Im britischen Unterhaus hat der Schatzkanzler Winston Churchill gestern auf eine Anfrage des konservativen Abgeordneten Sir Frank Nelson geantwortet. Dieser wollte wissen, ob angesichts der jüngsten politischen Veränderungen in Frankreich die britische Regierung bestätigen könne, dass Paris die im April vereinbarte Abschlagszahlung auf die Kriegsschuld leisten werde.[1]
Laut dem Pariser Temps hatte der damalige französische Finanzminister Péret seinerzeit eine Zahlung von 4 Millionen Pfund Sterling für das laufende Haushaltsjahr 1926/27 zugesagt. Sie sollte in zwei Raten erfolgen: 2 Millionen Pfund zum 30. September sowie weitere 2 Millionen zum 31. März des kommenden Jahres.[1] Churchill erklärte, er zweifle nicht daran, dass das von Péret im Namen der französischen Regierung abgegebene Versprechen getreulich erfüllt werde. Wenn ein verantwortlicher Minister einer fremden Regierung eine Zusage mache, bestehe aller Grund zur Annahme, dass sein Nachfolger daran festhalte.

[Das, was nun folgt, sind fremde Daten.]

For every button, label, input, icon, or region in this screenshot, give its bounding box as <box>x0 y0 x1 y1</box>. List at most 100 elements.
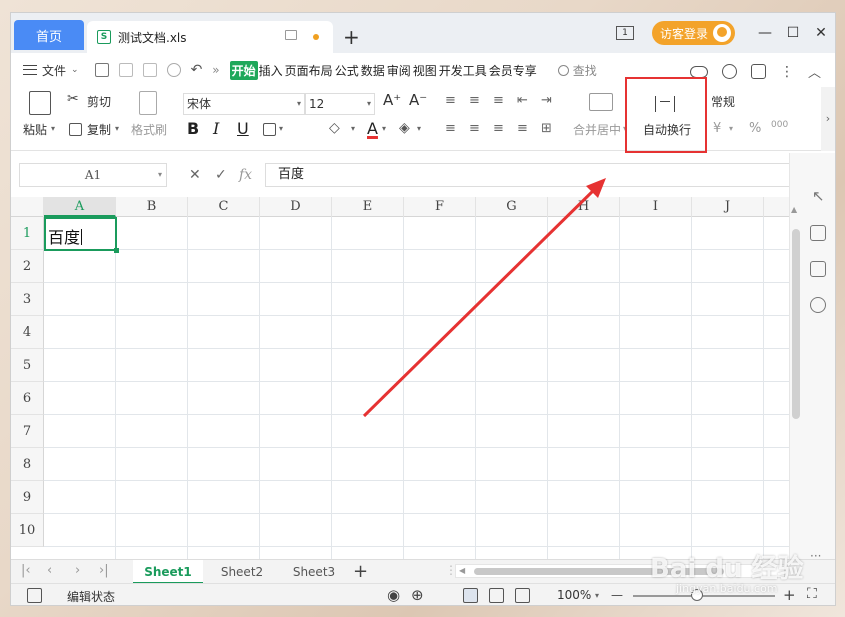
cancel-edit-button[interactable]: ✕ <box>189 167 201 183</box>
paste-icon[interactable] <box>29 91 51 115</box>
monitor-icon[interactable] <box>285 30 297 40</box>
eraser-icon[interactable]: ◈ <box>399 120 410 136</box>
last-sheet-icon[interactable]: ›| <box>99 563 109 578</box>
distribute-icon[interactable]: ⊞ <box>541 121 552 136</box>
borders-dropdown-icon[interactable]: ▾ <box>279 124 283 133</box>
eraser-dropdown-icon[interactable]: ▾ <box>417 124 421 133</box>
row-header-6[interactable]: 6 <box>11 382 44 415</box>
tab-data[interactable]: 数据 <box>360 62 386 79</box>
eye-protection-icon[interactable]: ◉ <box>387 586 400 604</box>
column-header-h[interactable]: H <box>548 197 620 217</box>
zoom-dropdown-icon[interactable]: ▾ <box>595 591 599 600</box>
file-menu[interactable]: 文件 ⌄ <box>23 62 79 79</box>
align-middle-icon[interactable]: ≡ <box>469 93 480 108</box>
cell-area[interactable] <box>44 217 791 559</box>
next-sheet-icon[interactable]: › <box>75 563 80 578</box>
first-sheet-icon[interactable]: |‹ <box>21 563 31 578</box>
name-box[interactable]: A1 ▾ <box>19 163 167 187</box>
font-name-select[interactable]: 宋体 ▾ <box>183 93 305 115</box>
maximize-button[interactable]: ☐ <box>779 25 807 41</box>
export-pdf-icon[interactable] <box>118 63 133 77</box>
underline-button[interactable]: U <box>237 119 249 138</box>
copy-button[interactable]: 复制 <box>87 121 111 138</box>
row-header-5[interactable]: 5 <box>11 349 44 382</box>
tab-formulas[interactable]: 公式 <box>334 62 360 79</box>
scroll-left-icon[interactable]: ◀ <box>459 566 465 575</box>
column-header-e[interactable]: E <box>332 197 404 217</box>
zoom-slider[interactable] <box>633 595 775 597</box>
confirm-edit-button[interactable]: ✓ <box>215 167 227 183</box>
font-color-dropdown-icon[interactable]: ▾ <box>382 124 386 133</box>
row-header-1[interactable]: 1 <box>11 217 44 250</box>
cloud-icon[interactable] <box>689 65 708 78</box>
fullscreen-icon[interactable]: ⛶ <box>807 586 817 602</box>
thousands-button[interactable]: 000 <box>771 120 788 130</box>
insert-function-button[interactable]: fx <box>239 167 252 183</box>
language-icon[interactable]: ⊕ <box>411 586 424 604</box>
fill-color-icon[interactable]: ◇ <box>329 120 340 136</box>
tab-home[interactable]: 开始 <box>229 60 258 80</box>
new-tab-button[interactable]: + <box>343 27 360 47</box>
document-tab[interactable]: S 测试文档.xls <box>87 21 333 53</box>
tab-page-layout[interactable]: 页面布局 <box>284 62 334 79</box>
row-header-8[interactable]: 8 <box>11 448 44 481</box>
indent-increase-icon[interactable]: ⇥ <box>541 93 552 108</box>
column-header-d[interactable]: D <box>260 197 332 217</box>
indent-decrease-icon[interactable]: ⇤ <box>517 93 528 108</box>
page-layout-view-icon[interactable] <box>489 588 504 603</box>
grow-font-button[interactable]: A⁺ <box>383 91 401 109</box>
adjust-icon[interactable] <box>810 225 826 241</box>
column-header-b[interactable]: B <box>116 197 188 217</box>
pointer-icon[interactable]: ↖ <box>812 187 825 205</box>
print-preview-icon[interactable] <box>166 63 181 77</box>
print-icon[interactable] <box>142 63 157 77</box>
column-header-j[interactable]: J <box>692 197 764 217</box>
column-header-a[interactable]: A <box>44 197 116 217</box>
tab-insert[interactable]: 插入 <box>258 62 284 79</box>
page-count-icon[interactable]: 1 <box>615 26 634 40</box>
justify-icon[interactable]: ≡ <box>517 121 528 136</box>
save-icon[interactable] <box>94 63 109 77</box>
sheet-tab-1[interactable]: Sheet1 <box>133 560 203 584</box>
column-header-c[interactable]: C <box>188 197 260 217</box>
italic-button[interactable]: I <box>213 119 219 138</box>
scroll-up-icon[interactable]: ▲ <box>791 205 797 214</box>
shrink-font-button[interactable]: A⁻ <box>409 91 427 109</box>
tab-review[interactable]: 审阅 <box>386 62 412 79</box>
search-box[interactable]: 查找 <box>557 62 597 79</box>
add-sheet-button[interactable]: + <box>353 561 368 582</box>
paste-dropdown-icon[interactable]: ▾ <box>51 124 55 133</box>
merge-center-button[interactable]: 合并居中 <box>573 121 621 138</box>
close-button[interactable]: ✕ <box>807 25 835 41</box>
ribbon-scroll-right-icon[interactable]: › <box>821 87 835 151</box>
zoom-out-button[interactable]: — <box>611 588 623 602</box>
font-size-select[interactable]: 12 ▾ <box>305 93 375 115</box>
align-bottom-icon[interactable]: ≡ <box>493 93 504 108</box>
cut-button[interactable]: 剪切 <box>87 93 111 110</box>
share-icon[interactable] <box>750 64 766 79</box>
row-header-2[interactable]: 2 <box>11 250 44 283</box>
home-tab[interactable]: 首页 <box>14 20 84 50</box>
row-header-4[interactable]: 4 <box>11 316 44 349</box>
align-top-icon[interactable]: ≡ <box>445 93 456 108</box>
collapse-ribbon-icon[interactable]: ︿ <box>808 62 821 81</box>
undo-icon[interactable]: ↶ <box>191 62 203 78</box>
guest-login-button[interactable]: 访客登录 <box>651 21 735 45</box>
sheet-tab-3[interactable]: Sheet3 <box>279 560 349 584</box>
active-cell-a1[interactable]: 百度 <box>44 217 119 253</box>
font-color-button[interactable]: A <box>367 119 378 138</box>
number-format-select[interactable]: 常规 <box>711 93 821 110</box>
bold-button[interactable]: B <box>187 119 199 138</box>
format-painter-button[interactable]: 格式刷 <box>131 121 167 138</box>
row-header-10[interactable]: 10 <box>11 514 44 547</box>
borders-icon[interactable] <box>263 123 276 136</box>
paste-button[interactable]: 粘贴 <box>23 121 47 138</box>
row-header-3[interactable]: 3 <box>11 283 44 316</box>
column-header-g[interactable]: G <box>476 197 548 217</box>
zoom-in-button[interactable]: + <box>783 586 796 604</box>
more-chevron-icon[interactable]: » <box>212 63 219 77</box>
prev-sheet-icon[interactable]: ‹ <box>47 563 52 578</box>
tab-member[interactable]: 会员专享 <box>488 62 538 79</box>
fill-dropdown-icon[interactable]: ▾ <box>351 124 355 133</box>
align-left-icon[interactable]: ≡ <box>445 121 456 136</box>
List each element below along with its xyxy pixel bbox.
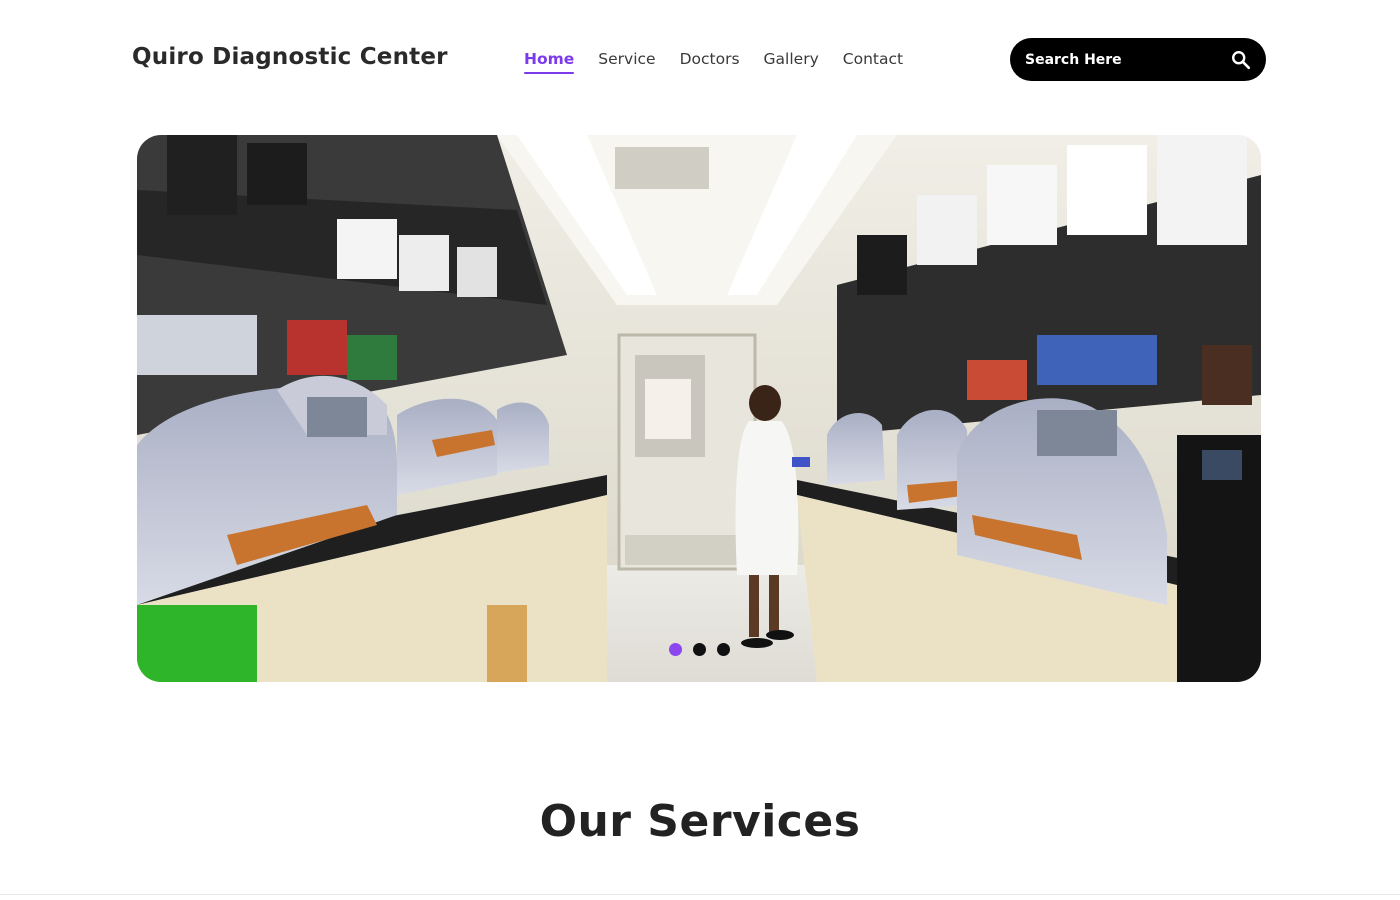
services-heading: Our Services	[539, 796, 861, 847]
search-bar	[1010, 38, 1266, 81]
section-divider	[0, 894, 1400, 895]
carousel-dots	[137, 643, 1261, 656]
carousel-dot-1[interactable]	[668, 643, 682, 656]
nav-service[interactable]: Service	[598, 50, 655, 74]
nav-home[interactable]: Home	[524, 50, 575, 74]
carousel-dot-2[interactable]	[692, 643, 706, 656]
nav-gallery[interactable]: Gallery	[764, 50, 819, 74]
search-icon[interactable]	[1230, 49, 1252, 71]
nav-doctors[interactable]: Doctors	[680, 50, 740, 74]
site-header: Quiro Diagnostic Center Home Service Doc…	[0, 0, 1400, 120]
brand-logo-text[interactable]: Quiro Diagnostic Center	[132, 44, 448, 70]
hero-image	[137, 135, 1261, 682]
hero-carousel	[137, 135, 1261, 682]
nav-contact[interactable]: Contact	[843, 50, 903, 74]
carousel-dot-3[interactable]	[716, 643, 730, 656]
main-nav: Home Service Doctors Gallery Contact	[524, 50, 903, 74]
search-input[interactable]	[1025, 51, 1230, 68]
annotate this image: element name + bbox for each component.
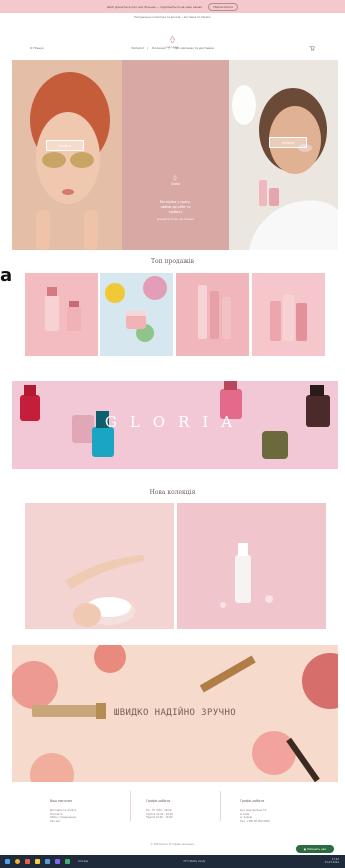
chat-label: Напишіть нам bbox=[307, 847, 327, 851]
brand-banner: GLORIA bbox=[12, 381, 338, 469]
hero-right-buy-button[interactable]: КУПИТИ bbox=[269, 137, 307, 148]
product-image-4 bbox=[252, 273, 325, 356]
footer-column-shop: Ваш магазин Доставка та оплата Контакти … bbox=[50, 799, 115, 823]
product-card[interactable] bbox=[100, 273, 173, 356]
product-card[interactable] bbox=[176, 273, 249, 356]
site-footer: Ваш магазин Доставка та оплата Контакти … bbox=[0, 782, 345, 851]
app-icon[interactable] bbox=[55, 859, 60, 864]
app-icon[interactable] bbox=[45, 859, 50, 864]
hero-section: КУПИТИ Gloria Ми вірімо у красу, любов д… bbox=[12, 60, 338, 250]
footer-col3-title: Графік роботи bbox=[240, 799, 265, 803]
footer-col1-title: Ваш магазин bbox=[50, 799, 72, 803]
hero-left-buy-button[interactable]: КУПИТИ bbox=[46, 140, 84, 151]
hero-line-3: турботу bbox=[168, 210, 183, 214]
footer-divider bbox=[220, 791, 221, 821]
footer-column-hours: Графік роботи Пн - Пт 9:00 - 18:00 Субот… bbox=[146, 799, 211, 820]
slogan-text: ШВИДКО НАДІЙНО ЗРУЧНО bbox=[113, 708, 237, 718]
start-icon[interactable] bbox=[5, 859, 10, 864]
os-taskbar: Спогади 15°C Mostly cloudy 17:42 12.03.2… bbox=[0, 855, 345, 868]
collection-image-right[interactable] bbox=[177, 503, 326, 629]
logo-icon[interactable] bbox=[168, 35, 177, 44]
app-icon[interactable] bbox=[25, 859, 30, 864]
product-card[interactable] bbox=[252, 273, 325, 356]
copyright-text: © 2024 Gloria. Усі права захищено. bbox=[150, 843, 195, 846]
hero-center-panel: Gloria Ми вірімо у красу, любов до себе … bbox=[122, 60, 229, 250]
cream-jar-image bbox=[25, 503, 174, 629]
slogan-banner: ШВИДКО НАДІЙНО ЗРУЧНО bbox=[12, 645, 338, 782]
app-icon[interactable] bbox=[65, 859, 70, 864]
footer-col2-title: Графік роботи bbox=[146, 799, 171, 803]
taskbar-weather[interactable]: 15°C Mostly cloudy bbox=[183, 860, 205, 863]
taskbar-task-text[interactable]: Спогади bbox=[78, 860, 88, 863]
hero-logo-icon bbox=[173, 175, 177, 181]
hero-mid-caption[interactable]: Дізнайтеся про нас більше bbox=[132, 218, 219, 221]
chrome-icon[interactable] bbox=[15, 859, 20, 864]
new-collection-title: Нова колекція bbox=[149, 489, 196, 496]
footer-divider bbox=[130, 791, 131, 821]
footer-contact-line[interactable]: Тел. +380 00 000 0000 bbox=[240, 820, 305, 824]
folder-icon[interactable] bbox=[35, 859, 40, 864]
banner-brand-word: GLORIA bbox=[104, 413, 246, 431]
collection-image-left[interactable] bbox=[25, 503, 174, 629]
hero-mid-text: Ми вірімо у красу, любов до себе та турб… bbox=[132, 200, 219, 215]
hero-image-left: КУПИТИ bbox=[12, 60, 122, 250]
header-subtitle: Натуральна косметика та догляд • доставк… bbox=[134, 16, 211, 19]
footer-hours-line: Неділя 10:00 - 16:00 bbox=[146, 816, 173, 820]
nav-link-catalog[interactable]: Каталог bbox=[131, 46, 144, 50]
main-nav: Q Пошук Каталог | Колекції | Про магазин т… bbox=[0, 45, 345, 53]
hero-image-right: КУПИТИ bbox=[229, 60, 338, 250]
announcement-text: Щоб дізнатися про нас більше — підпишіть… bbox=[107, 4, 203, 9]
product-card[interactable] bbox=[25, 273, 98, 356]
hero-mid-logo: Gloria bbox=[170, 182, 181, 186]
chat-icon: ● bbox=[303, 847, 307, 851]
announcement-bar: Щоб дізнатися про нас більше — підпишіть… bbox=[0, 0, 345, 13]
product-image-3 bbox=[176, 273, 249, 356]
hero-model-right-image bbox=[229, 60, 338, 250]
nav-links: Каталог | Колекції | Про магазин та достав… bbox=[131, 46, 214, 50]
hero-model-left-image bbox=[12, 60, 122, 250]
chat-button[interactable]: ● Напишіть нам bbox=[296, 845, 334, 853]
side-letter: a bbox=[0, 265, 13, 286]
cart-icon[interactable] bbox=[309, 45, 315, 51]
product-image-1 bbox=[25, 273, 98, 356]
product-image-2 bbox=[100, 273, 173, 356]
serum-bottle-image bbox=[177, 503, 326, 629]
system-tray-clock[interactable]: 17:42 12.03.2024 bbox=[325, 858, 339, 865]
nav-link-collections[interactable]: Колекції bbox=[152, 46, 165, 50]
top-sales-title: Топ продажів bbox=[150, 258, 195, 265]
footer-link[interactable]: Про нас bbox=[50, 820, 115, 824]
nav-link-about[interactable]: Про магазин та доставка bbox=[174, 46, 214, 50]
subscribe-button[interactable]: Підписатися bbox=[208, 2, 238, 11]
tray-date: 12.03.2024 bbox=[324, 861, 339, 865]
footer-column-contacts: Графік роботи вул. Центральна 7А м. Київ… bbox=[240, 799, 305, 823]
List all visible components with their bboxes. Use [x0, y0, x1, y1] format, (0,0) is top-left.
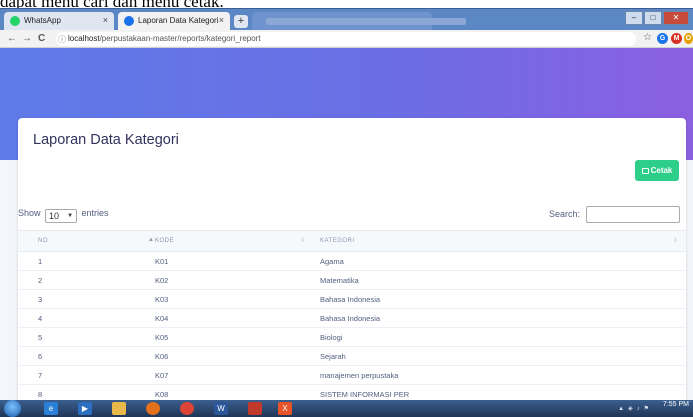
cell-kategori: Agama: [320, 257, 344, 266]
media-icon[interactable]: ▶: [78, 402, 92, 415]
cell-no: 7: [38, 371, 43, 380]
page-length-value: 10: [49, 211, 60, 221]
cell-no: 5: [38, 333, 43, 342]
whatsapp-icon: [10, 16, 20, 26]
report-card: Laporan Data Kategori Cetak Show 10 ▼ ent…: [18, 118, 686, 400]
table-row: 1 K01 Agama: [18, 252, 686, 271]
cell-kode: K08: [155, 390, 169, 399]
cell-no: 4: [38, 314, 43, 323]
bookmark-star-icon[interactable]: ☆: [643, 32, 652, 43]
cell-no: 6: [38, 352, 43, 361]
cell-no: 1: [38, 257, 43, 266]
page-length-select[interactable]: 10 ▼: [45, 209, 78, 223]
tab-blurred[interactable]: [252, 12, 466, 31]
tab-label: Laporan Data Kategori: [138, 16, 219, 25]
cell-kategori: Bahasa Indonesia: [320, 295, 381, 304]
search-input[interactable]: [586, 206, 680, 223]
table-row: 2 K02 Matematika: [18, 271, 686, 290]
address-bar: ← → C ⓘ localhost/perpustakaan-master/re…: [0, 30, 693, 48]
page-viewport: Laporan Data Kategori Cetak Show 10 ▼ ent…: [0, 48, 693, 400]
table-row: 5 K05 Biologi: [18, 328, 686, 347]
cell-kode: K07: [155, 371, 169, 380]
print-button[interactable]: Cetak: [635, 160, 679, 181]
forward-icon[interactable]: →: [22, 33, 32, 44]
print-button-label: Cetak: [650, 166, 673, 175]
column-header-no[interactable]: NO: [38, 238, 48, 244]
screenshot-frame: dapat menu cari dan menu cetak. WhatsApp…: [0, 0, 693, 417]
page-favicon-icon: [124, 16, 134, 26]
start-orb-icon[interactable]: [4, 400, 21, 417]
window-controls: – □ ✕: [625, 11, 689, 25]
printer-icon: [641, 168, 649, 174]
window-close-button[interactable]: ✕: [663, 11, 689, 25]
cell-kategori: Biologi: [320, 333, 343, 342]
cell-kategori: Matematika: [320, 276, 359, 285]
cell-no: 8: [38, 390, 43, 399]
chevron-down-icon: ▼: [67, 213, 74, 219]
show-label: Show: [18, 208, 41, 218]
word-icon[interactable]: W: [214, 402, 228, 415]
url-path: /perpustakaan-master/reports/kategori_re…: [99, 34, 261, 43]
blurred-tab-title: [266, 18, 466, 25]
sort-icon[interactable]: ⇕: [300, 237, 305, 244]
folder-icon[interactable]: [112, 402, 126, 415]
cell-kode: K02: [155, 276, 169, 285]
sort-icon[interactable]: ⇕: [673, 237, 678, 244]
table-row: 3 K03 Bahasa Indonesia: [18, 290, 686, 309]
extension-2-icon[interactable]: M: [671, 33, 682, 44]
info-icon[interactable]: ⓘ: [58, 34, 66, 45]
page-title: Laporan Data Kategori: [33, 132, 179, 148]
extension-3-icon[interactable]: O: [684, 33, 693, 44]
new-tab-button[interactable]: +: [234, 15, 248, 28]
back-icon[interactable]: ←: [7, 33, 17, 44]
maximize-button[interactable]: □: [644, 11, 662, 25]
browser-tabbar: WhatsApp × Laporan Data Kategori × + – □…: [0, 8, 693, 31]
cell-no: 3: [38, 295, 43, 304]
table-row: 7 K07 manajemen perpustaka: [18, 366, 686, 385]
system-tray-icons[interactable]: ▲◈♪⚑: [618, 405, 653, 412]
column-header-kode[interactable]: KODE: [155, 238, 174, 244]
cell-kode: K03: [155, 295, 169, 304]
cell-kategori: Sejarah: [320, 352, 346, 361]
cell-kode: K05: [155, 333, 169, 342]
xampp-icon[interactable]: X: [278, 402, 292, 415]
cell-kode: K06: [155, 352, 169, 361]
clock[interactable]: 7:55 PM: [663, 401, 689, 408]
entries-label: entries: [81, 208, 109, 218]
tab-close-icon[interactable]: ×: [103, 15, 108, 25]
url-field[interactable]: ⓘ localhost/perpustakaan-master/reports/…: [56, 32, 636, 46]
kategori-table: NO ▲ KODE ⇕ KATEGORI ⇕ 1 K01 Agama 2 K02…: [18, 230, 686, 400]
table-row: 8 K08 SISTEM INFORMASI PER: [18, 385, 686, 400]
minimize-button[interactable]: –: [625, 11, 643, 25]
tab-close-icon[interactable]: ×: [219, 15, 224, 25]
tab-label: WhatsApp: [24, 16, 61, 25]
tab-laporan[interactable]: Laporan Data Kategori ×: [118, 12, 230, 31]
cell-kode: K04: [155, 314, 169, 323]
cell-kategori: SISTEM INFORMASI PER: [320, 390, 410, 399]
page-length-control: Show 10 ▼ entries: [18, 208, 109, 223]
table-header: NO ▲ KODE ⇕ KATEGORI ⇕: [18, 230, 686, 252]
app-icon[interactable]: [248, 402, 262, 415]
os-taskbar: e ▶ W X ▲◈♪⚑ 7:55 PM: [0, 400, 693, 417]
cell-kode: K01: [155, 257, 169, 266]
chrome-icon[interactable]: [180, 402, 194, 415]
cell-kategori: manajemen perpustaka: [320, 371, 399, 380]
sort-asc-icon[interactable]: ▲: [148, 237, 154, 243]
table-row: 4 K04 Bahasa Indonesia: [18, 309, 686, 328]
ie-icon[interactable]: e: [44, 402, 58, 415]
column-header-kategori[interactable]: KATEGORI: [320, 238, 355, 244]
reload-icon[interactable]: C: [38, 33, 45, 44]
url-host: localhost: [68, 34, 100, 43]
extension-1-icon[interactable]: G: [657, 33, 668, 44]
clock-time: 7:55 PM: [662, 401, 689, 408]
cell-no: 2: [38, 276, 43, 285]
tab-whatsapp[interactable]: WhatsApp ×: [4, 12, 114, 31]
search-label: Search:: [548, 209, 580, 219]
table-row: 6 K06 Sejarah: [18, 347, 686, 366]
firefox-icon[interactable]: [146, 402, 160, 415]
cell-kategori: Bahasa Indonesia: [320, 314, 381, 323]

Dies sei mit Sicherheit seine Überzeugung.[1]
Daneben berichtet der Temps unter Berufung auf die Chicago Tribune, dass England in der Frage der Zahlungsbedingungen für die französische Schuld gegenüber Großbritannien eine grundsätzliche Entscheidung getroffen habe.[1] Diese Bedingungen umfassten eine Schutzklausel, welche die französischen Zahlungen an die Einnahmen aus dem Dawes-Plan knüpfe, sowie die Verpflichtung, französische Schatzanweisungen nicht auf dem Markt zu platzieren.[1]
Finanzminister Caillaux beabsichtige, nach der Abstimmung der Kammer über seine Erklärungen unverzüglich nach London zu reisen und mit einem fertig ausgehandelten britisch-französischen Abkommen nach Paris zurückzukehren. Er wolle es der Kammer gemeinsam mit dem Schuldenabkommen Mellon-Bérenger vorlegen.[1]